Patrões de
Sócrates contra o Estado
por
Catarina Guerreiro
O
grupo farmacêutico Octapharma – que contratou José Sócrates para presidente do
seu conselho consultivo para a América Latina – está em litígio com o Estado
português, tendo impugnado um recente concurso público que visa o tratamento e
o uso do plasma nacional, que tem ido para o lixo.
Segundo
o SOL apurou, em causa está um concurso lançado em Junho de 2012 que visava
escolher a empresa para inactivar o plasma (um processo de purificação
biológica para garantir que não contém nenhum vírus) recolhido aos portugueses
pelo Instituto Português do Sangue e Transplantação (IPST).

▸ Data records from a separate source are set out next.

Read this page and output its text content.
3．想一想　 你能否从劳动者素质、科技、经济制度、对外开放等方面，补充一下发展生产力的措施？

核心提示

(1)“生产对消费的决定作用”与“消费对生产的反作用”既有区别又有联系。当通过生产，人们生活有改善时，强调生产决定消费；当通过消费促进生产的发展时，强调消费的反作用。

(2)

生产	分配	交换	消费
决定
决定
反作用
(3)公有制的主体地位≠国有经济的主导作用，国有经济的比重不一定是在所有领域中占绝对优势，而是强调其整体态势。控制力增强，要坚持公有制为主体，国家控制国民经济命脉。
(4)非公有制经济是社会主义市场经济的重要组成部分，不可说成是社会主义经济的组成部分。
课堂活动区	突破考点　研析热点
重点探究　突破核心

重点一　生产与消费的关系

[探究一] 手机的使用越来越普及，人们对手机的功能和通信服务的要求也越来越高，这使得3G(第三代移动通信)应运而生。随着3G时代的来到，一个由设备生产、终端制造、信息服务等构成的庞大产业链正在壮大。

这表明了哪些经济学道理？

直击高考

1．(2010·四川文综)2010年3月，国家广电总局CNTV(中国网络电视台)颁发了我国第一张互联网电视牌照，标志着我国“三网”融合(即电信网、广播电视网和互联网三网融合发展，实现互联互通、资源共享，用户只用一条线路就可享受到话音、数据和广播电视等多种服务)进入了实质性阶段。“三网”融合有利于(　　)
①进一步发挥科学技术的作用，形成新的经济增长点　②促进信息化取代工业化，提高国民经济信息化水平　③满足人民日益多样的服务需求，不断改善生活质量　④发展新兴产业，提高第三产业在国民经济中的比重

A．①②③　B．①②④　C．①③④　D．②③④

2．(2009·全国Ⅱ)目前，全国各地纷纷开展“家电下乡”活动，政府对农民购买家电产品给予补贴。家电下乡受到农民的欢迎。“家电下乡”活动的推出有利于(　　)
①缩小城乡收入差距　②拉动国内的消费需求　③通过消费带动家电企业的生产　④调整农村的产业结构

Ao todo, serão mais
de 200 mil unidades.
Até
agora, explicaram ao SOL fontes do sector, o plasma era comprado já inactivado
às empresas, tendo a Octapharma quase o monopólio da venda. «Eles usam sangue
de outros países, inactivam-no e vendem aos hospitais portugueses», explica uma
fonte ligada ao processo, adiantando que, com este novo concurso, o IPST passa
a poder também competir e vender aos estabelecimentos de saúde nacionais.
O
concurso tinha quatro concorrentes e previa a inactivação do plasma através de
apenas um método possível (o intercetp). A Octapharma – e também os
laboratórios Maco Spania – impugnou-o, alegando que, ao limitar o processo a
esse método, afastava à partida a empresa. «Segundo esses laboratórios, ao ser
imposto um método de inactivação que elas não usam, eram prejudicadas», refere
outra fonte.
O
responsável do laboratório em Portugal, Paulo Castro, confirmou ao SOL o
litígio: «A Octapharma, no cumprimento das regras que regem os concursos públicos,
reserva-se o direito de contestar os programas de concurso que, no seu
entender, não respeitam a lei. O concurso em causa, de resto, foi contestado
por outro concorrente além da Octapharma». Com a impugnação do concurso, este
teve de ser retirado, em Novembro passado.
Todo
este processo decorreu no segundo semestre do ano passado, altura em que José
Sócrates terá sido contactado pela Octapharma. Segundo a empresa, o
ex-primeiro-ministro começou a exercer as novas funções a 1 de Janeiro deste
ano, mas foi convidado oito meses antes.
O
processo para a inactivação do plasma está agora nas mãos dos Serviços
Partilhados do Ministério da Saúde. Em breve, apurou o SOL, o Governo irá
lançar o novo concurso, com algumas alterações. O plasma inactivado é usado em
doentes com grandes hemorragias, por exemplo.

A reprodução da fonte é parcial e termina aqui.